Justice belongs to the well-made-poem generation that ruled America in the Fifties, and his own poems are very well made indeed, roughed up a little with the inflections of the living voice. Try "Sestina on Six Words by Weldon Kees" (whose poems Justice edited) or "The Summer Anniversaries", a celebration of his thirtieth birthday which reads as though Hart Crane had bumped into Anthony Hecht. He gets down everything from "Satan in Heaven" and Orpheus opening his morning mail to "Unflushed Urinals" in an Omaha bus station, juxtaposing the " poor bantam cock of a man, jaunty at one am, perfumed, undiscourageable" with the "saintly forbearance" of the mirrors and washbowls "in which we absolve ourselves". Good stuff, human through and through.

Medieval Welsh Erotic Poetry trs Dafydd Johnston (Seren pounds 7.95)
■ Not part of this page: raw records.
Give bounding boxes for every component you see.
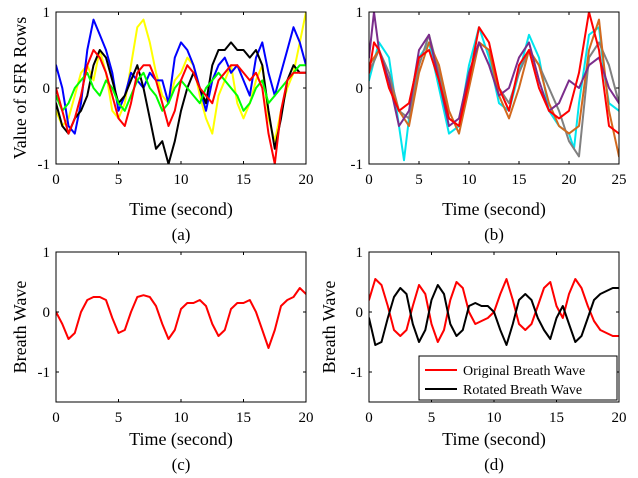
- x-tick-label: 15: [236, 410, 251, 426]
- legend-box: [418, 355, 618, 401]
- x-tick-label: 15: [549, 410, 564, 426]
- y-axis-label: Breath Wave: [10, 281, 30, 374]
- panel-d: 0 5 10 15 20 -1 0 1 Time (second) Breath Wave (d) O…: [319, 245, 627, 474]
- x-tick-label: 5: [428, 410, 436, 426]
- x-tick-label: 20: [299, 172, 314, 188]
- y-tick-label: 1: [356, 5, 364, 21]
- x-tick-label: 20: [612, 410, 627, 426]
- x-tick-label: 10: [462, 172, 477, 188]
- x-axis-label: Time (second): [129, 199, 233, 220]
- x-tick-label: 15: [512, 172, 527, 188]
- y-axis-label: Breath Wave: [319, 281, 339, 374]
- y-tick-label: -1: [38, 365, 51, 381]
- x-tick-label: 0: [52, 410, 60, 426]
- x-tick-label: 10: [487, 410, 502, 426]
- x-tick-label: 5: [415, 172, 423, 188]
- x-axis-label: Time (second): [129, 429, 233, 450]
- x-tick-label: 5: [115, 172, 123, 188]
- panel-caption: (a): [172, 225, 191, 244]
- x-tick-label: 10: [174, 172, 189, 188]
- panel-c: 0 5 10 15 20 -1 0 1 Time (second) Breath Wave (c): [10, 245, 314, 474]
- x-tick-label: 15: [236, 172, 251, 188]
- y-tick-label: 1: [43, 5, 51, 21]
- panel-caption: (b): [484, 225, 504, 244]
- y-tick-label: -1: [351, 157, 364, 173]
- series-line-0: [56, 12, 306, 143]
- panel-caption: (c): [172, 455, 191, 474]
- series-line-2: [369, 18, 619, 158]
- x-tick-label: 0: [365, 410, 373, 426]
- x-tick-label: 10: [174, 410, 189, 426]
- y-tick-label: 0: [43, 305, 51, 321]
- y-tick-label: 0: [356, 81, 364, 97]
- x-axis-label: Time (second): [442, 199, 546, 220]
- series-line-4: [369, 12, 619, 135]
- x-tick-label: 25: [612, 172, 627, 188]
- series-line-1: [56, 18, 306, 135]
- y-tick-label: 1: [43, 245, 51, 261]
- y-tick-label: -1: [38, 157, 51, 173]
- x-tick-label: 20: [299, 410, 314, 426]
- y-tick-label: -1: [351, 365, 364, 381]
- x-axis-label: Time (second): [442, 429, 546, 450]
- panel-caption: (d): [484, 455, 504, 474]
- series-line-4: [56, 49, 306, 164]
- y-tick-label: 0: [356, 305, 364, 321]
- x-tick-label: 0: [365, 172, 373, 188]
- series-line-rotated-breath-wave: [369, 284, 619, 346]
- series-line-0: [56, 287, 306, 349]
- x-tick-label: 0: [52, 172, 60, 188]
- x-tick-label: 20: [562, 172, 577, 188]
- legend-label: Rotated Breath Wave: [463, 383, 582, 398]
- legend-label: Original Breath Wave: [463, 364, 585, 379]
- series-line-original-breath-wave: [369, 278, 619, 343]
- legend: Original Breath Wave Rotated Breath Wave: [418, 355, 618, 401]
- y-tick-label: 1: [356, 245, 364, 261]
- x-tick-label: 5: [115, 410, 123, 426]
- y-axis-label: Value of SFR Rows: [10, 17, 30, 160]
- plot-frame: [55, 251, 307, 403]
- y-tick-label: 0: [43, 81, 51, 97]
The Welsh golden age came earlier than ours: Dafydd ap Gwilym, that wonderful poet, is contemporary with Chaucer. Scholars have had a habit of attributing most of the dirty stuff of the 14th century to ap Gwilym, author of "The Rattle Bag", the poem which gave its name to the Heaney-Hughes anthology, but in this zestful anthology Johnston spreads the bawdy around among many more poets, and enlightens us about the strict forms in which they boasted and philandered. Robert Graves's "Down, wanton, down!" clearly has its antecedents here. "Oh girl, are you letting / Tudur do it or are you not?" is the least of it; much more likely is "the bite of an eel on a fishing rod, / have a c--- once, have it a hundred times", or some virtuoso paean to the ever-changing shapes of the two-backed beast. Willing maidens and jealous wives abound. Ap Gwilym (who else?) "Sends his Genitals as a Love Messenger", instead of the usual bird or fox. Fine lusty stuff from the late middle ages, and/or useful thesis material for feminists on male incorrigibility.